Suspected Al-Qaida terrorists attacked
Yemen's presidential palace Friday, killing five guards and triggering a fierce gunfight as the jihadists hit back at an army offensive aimed at crushing them.
President Abdrabuh Mansur Hadi was not at the palace in the capital when gunmen attacked a checkpoint manned by guards outside the compound.
"Anyplace where there is it cooperation between the Yemenese and the U.S. government, they are trying to make sure that they are targets of opportunity and they are taking advantage of it," said Rogers of the terror forces.
The United States is also having difficulty tracking some individuals following leaks last year that affected how they communicate with each other, admitted Rogers.

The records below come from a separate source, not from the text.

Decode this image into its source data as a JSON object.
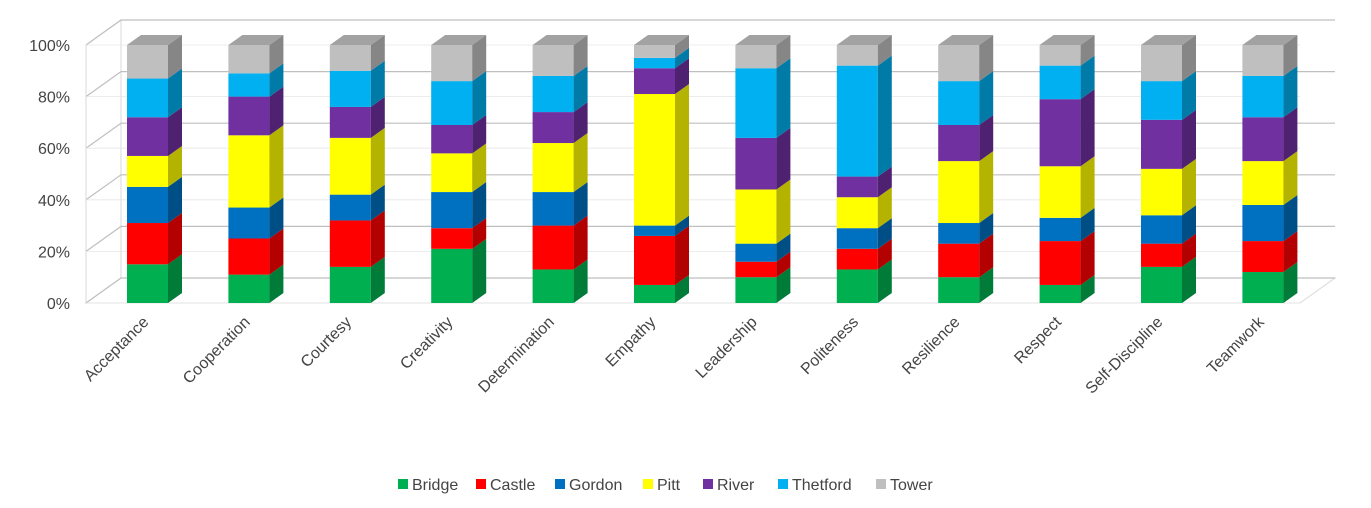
{
  "chart_data": {
    "type": "bar",
    "stacked": true,
    "percent": true,
    "style": "3d-column",
    "categories": [
      "Acceptance",
      "Cooperation",
      "Courtesy",
      "Creativity",
      "Determination",
      "Empathy",
      "Leadership",
      "Politeness",
      "Resilience",
      "Respect",
      "Self-Discipline",
      "Teamwork"
    ],
    "series": [
      {
        "name": "Bridge",
        "color": "#00B050",
        "values": [
          15,
          11,
          14,
          21,
          13,
          7,
          10,
          13,
          10,
          7,
          14,
          12
        ]
      },
      {
        "name": "Castle",
        "color": "#FF0000",
        "values": [
          16,
          14,
          18,
          8,
          17,
          19,
          6,
          8,
          13,
          17,
          9,
          12
        ]
      },
      {
        "name": "Gordon",
        "color": "#0070C0",
        "values": [
          14,
          12,
          10,
          14,
          13,
          4,
          7,
          8,
          8,
          9,
          11,
          14
        ]
      },
      {
        "name": "Pitt",
        "color": "#FFFF00",
        "values": [
          12,
          28,
          22,
          15,
          19,
          51,
          21,
          12,
          24,
          20,
          18,
          17
        ]
      },
      {
        "name": "River",
        "color": "#7030A0",
        "values": [
          15,
          15,
          12,
          11,
          12,
          10,
          20,
          8,
          14,
          26,
          19,
          17
        ]
      },
      {
        "name": "Thetford",
        "color": "#00B0F0",
        "values": [
          15,
          9,
          14,
          17,
          14,
          4,
          27,
          43,
          17,
          13,
          15,
          16
        ]
      },
      {
        "name": "Tower",
        "color": "#BFBFBF",
        "values": [
          13,
          11,
          10,
          14,
          12,
          5,
          9,
          8,
          14,
          8,
          14,
          12
        ]
      }
    ],
    "ylim": [
      0,
      100
    ],
    "yticks": [
      "0%",
      "20%",
      "40%",
      "60%",
      "80%",
      "100%"
    ],
    "grid": true,
    "legend": "bottom"
  }
}
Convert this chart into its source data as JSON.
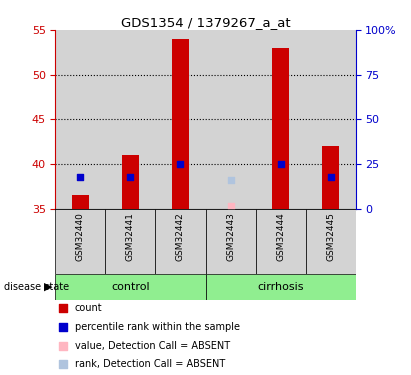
{
  "title": "GDS1354 / 1379267_a_at",
  "samples": [
    "GSM32440",
    "GSM32441",
    "GSM32442",
    "GSM32443",
    "GSM32444",
    "GSM32445"
  ],
  "groups": [
    "control",
    "control",
    "control",
    "cirrhosis",
    "cirrhosis",
    "cirrhosis"
  ],
  "group_labels": [
    "control",
    "cirrhosis"
  ],
  "ylim_left": [
    35,
    55
  ],
  "ylim_right": [
    0,
    100
  ],
  "yticks_left": [
    35,
    40,
    45,
    50,
    55
  ],
  "yticks_right": [
    0,
    25,
    50,
    75,
    100
  ],
  "ytick_labels_right": [
    "0",
    "25",
    "50",
    "75",
    "100%"
  ],
  "red_bar_values": [
    36.5,
    41.0,
    54.0,
    null,
    53.0,
    42.0
  ],
  "blue_sq_values": [
    38.5,
    38.5,
    40.0,
    null,
    40.0,
    38.5
  ],
  "absent_value": [
    null,
    null,
    null,
    35.3,
    null,
    null
  ],
  "absent_rank": [
    null,
    null,
    null,
    38.2,
    null,
    null
  ],
  "bar_color": "#CC0000",
  "blue_color": "#0000CC",
  "absent_val_color": "#FFB6C1",
  "absent_rank_color": "#B0C4DE",
  "bg_plot": "#D3D3D3",
  "bg_group_green": "#90EE90",
  "bar_width": 0.35,
  "blue_sq_size": 25,
  "absent_sq_size": 20,
  "legend_items": [
    {
      "label": "count",
      "color": "#CC0000"
    },
    {
      "label": "percentile rank within the sample",
      "color": "#0000CC"
    },
    {
      "label": "value, Detection Call = ABSENT",
      "color": "#FFB6C1"
    },
    {
      "label": "rank, Detection Call = ABSENT",
      "color": "#B0C4DE"
    }
  ]
}
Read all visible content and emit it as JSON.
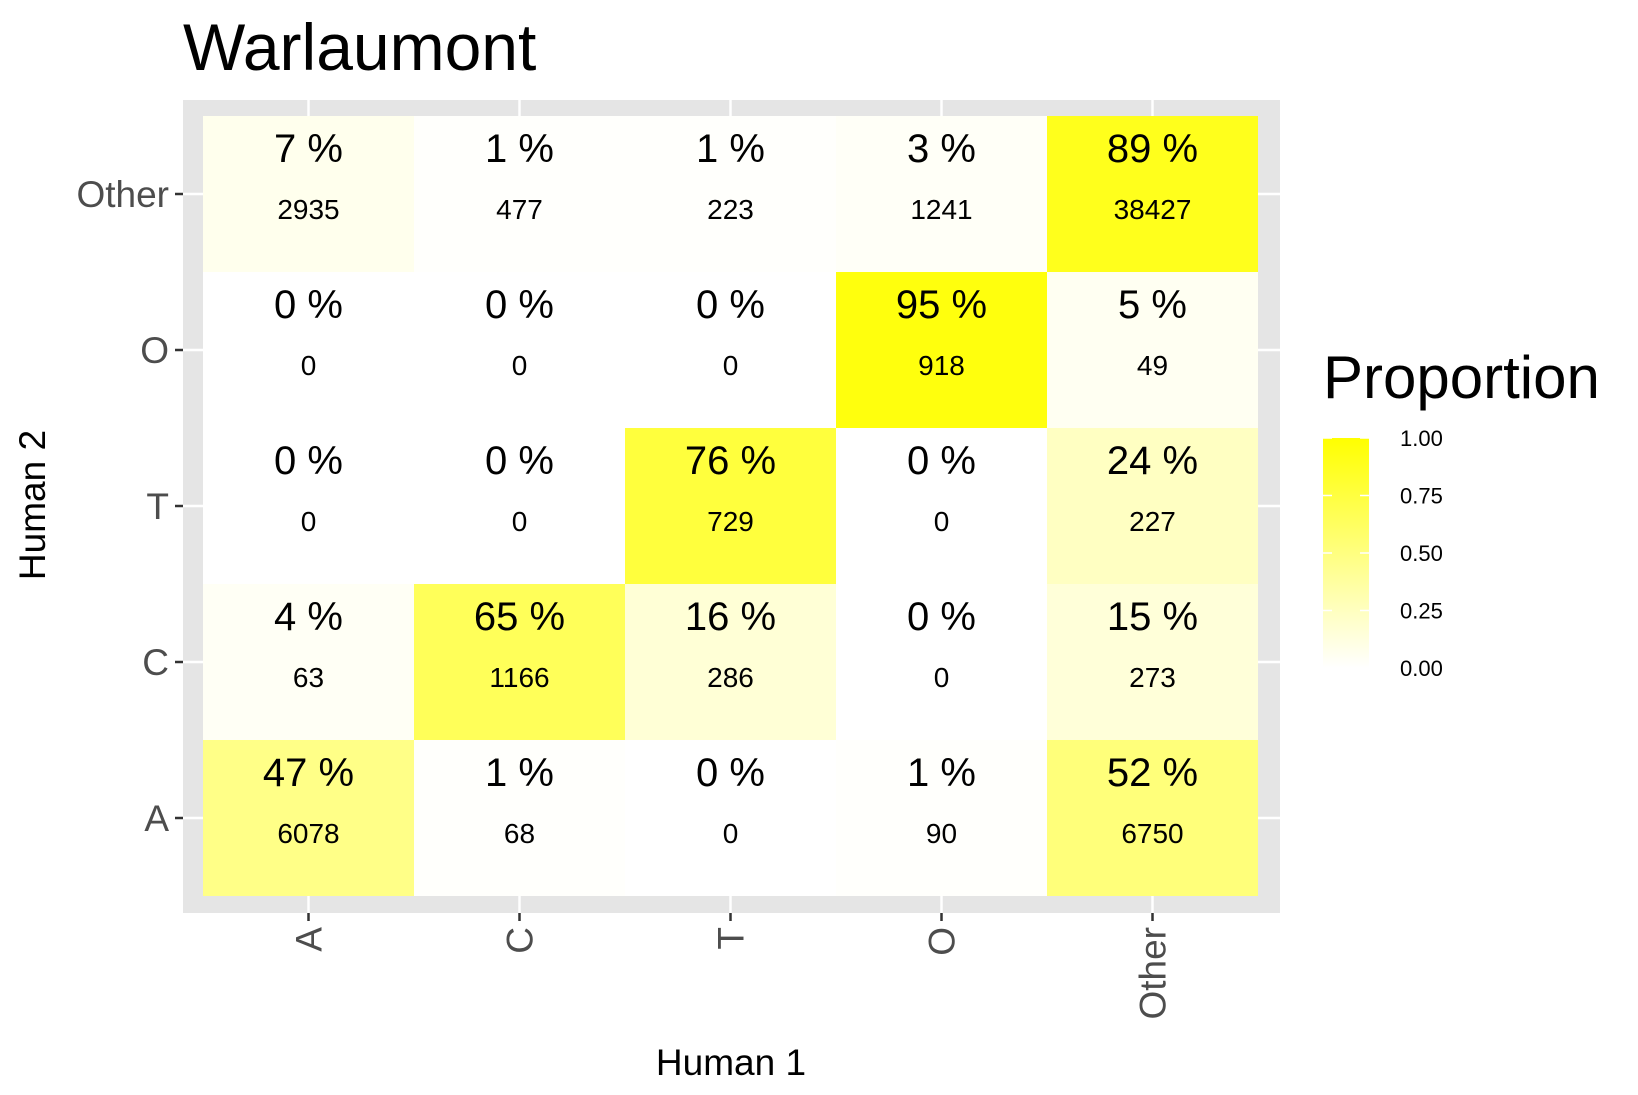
{
  "chart_data": {
    "type": "heatmap",
    "title": "Warlaumont",
    "xlabel": "Human 1",
    "ylabel": "Human 2",
    "x_categories": [
      "A",
      "C",
      "T",
      "O",
      "Other"
    ],
    "y_categories": [
      "A",
      "C",
      "T",
      "O",
      "Other"
    ],
    "percent_unit": "%",
    "cells": [
      {
        "x": "A",
        "y": "Other",
        "proportion": 0.07,
        "count": 2935
      },
      {
        "x": "C",
        "y": "Other",
        "proportion": 0.01,
        "count": 477
      },
      {
        "x": "T",
        "y": "Other",
        "proportion": 0.01,
        "count": 223
      },
      {
        "x": "O",
        "y": "Other",
        "proportion": 0.03,
        "count": 1241
      },
      {
        "x": "Other",
        "y": "Other",
        "proportion": 0.89,
        "count": 38427
      },
      {
        "x": "A",
        "y": "O",
        "proportion": 0.0,
        "count": 0
      },
      {
        "x": "C",
        "y": "O",
        "proportion": 0.0,
        "count": 0
      },
      {
        "x": "T",
        "y": "O",
        "proportion": 0.0,
        "count": 0
      },
      {
        "x": "O",
        "y": "O",
        "proportion": 0.95,
        "count": 918
      },
      {
        "x": "Other",
        "y": "O",
        "proportion": 0.05,
        "count": 49
      },
      {
        "x": "A",
        "y": "T",
        "proportion": 0.0,
        "count": 0
      },
      {
        "x": "C",
        "y": "T",
        "proportion": 0.0,
        "count": 0
      },
      {
        "x": "T",
        "y": "T",
        "proportion": 0.76,
        "count": 729
      },
      {
        "x": "O",
        "y": "T",
        "proportion": 0.0,
        "count": 0
      },
      {
        "x": "Other",
        "y": "T",
        "proportion": 0.24,
        "count": 227
      },
      {
        "x": "A",
        "y": "C",
        "proportion": 0.04,
        "count": 63
      },
      {
        "x": "C",
        "y": "C",
        "proportion": 0.65,
        "count": 1166
      },
      {
        "x": "T",
        "y": "C",
        "proportion": 0.16,
        "count": 286
      },
      {
        "x": "O",
        "y": "C",
        "proportion": 0.0,
        "count": 0
      },
      {
        "x": "Other",
        "y": "C",
        "proportion": 0.15,
        "count": 273
      },
      {
        "x": "A",
        "y": "A",
        "proportion": 0.47,
        "count": 6078
      },
      {
        "x": "C",
        "y": "A",
        "proportion": 0.01,
        "count": 68
      },
      {
        "x": "T",
        "y": "A",
        "proportion": 0.0,
        "count": 0
      },
      {
        "x": "O",
        "y": "A",
        "proportion": 0.01,
        "count": 90
      },
      {
        "x": "Other",
        "y": "A",
        "proportion": 0.52,
        "count": 6750
      }
    ],
    "legend": {
      "title": "Proportion",
      "ticks": [
        "0.00",
        "0.25",
        "0.50",
        "0.75",
        "1.00"
      ],
      "range": [
        0,
        1
      ],
      "color_low": "#ffffff",
      "color_high": "#ffff00",
      "placement": "right"
    },
    "panel_background": "#e5e5e5",
    "grid": true
  }
}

"We need to make a political decision and we need to be engaged in a high tempo activity when it comes to counterterrorism," said Rogers. "We need to cross that threshold. We should take advantage of every opportunity we have to provide disrupting activity."
Rogers told Blitzer he has a long list of things that keep him awake at night, including the threat of cyber attacks.
"But we have a whole diverse group of affiliated organizations all who are expressing an interest to do operations external to where they operate, meaning Europe or the United States," said Rogers.
"What really worries me is the lack of discussion on the pooling of Al Qaeda elements in the east of Syria at a rate we've never seen before, including, literally, thousands, with an "S," of those getting combat training and eventually will come back home. That's a huge problem we'll face in the near future and a deadly one."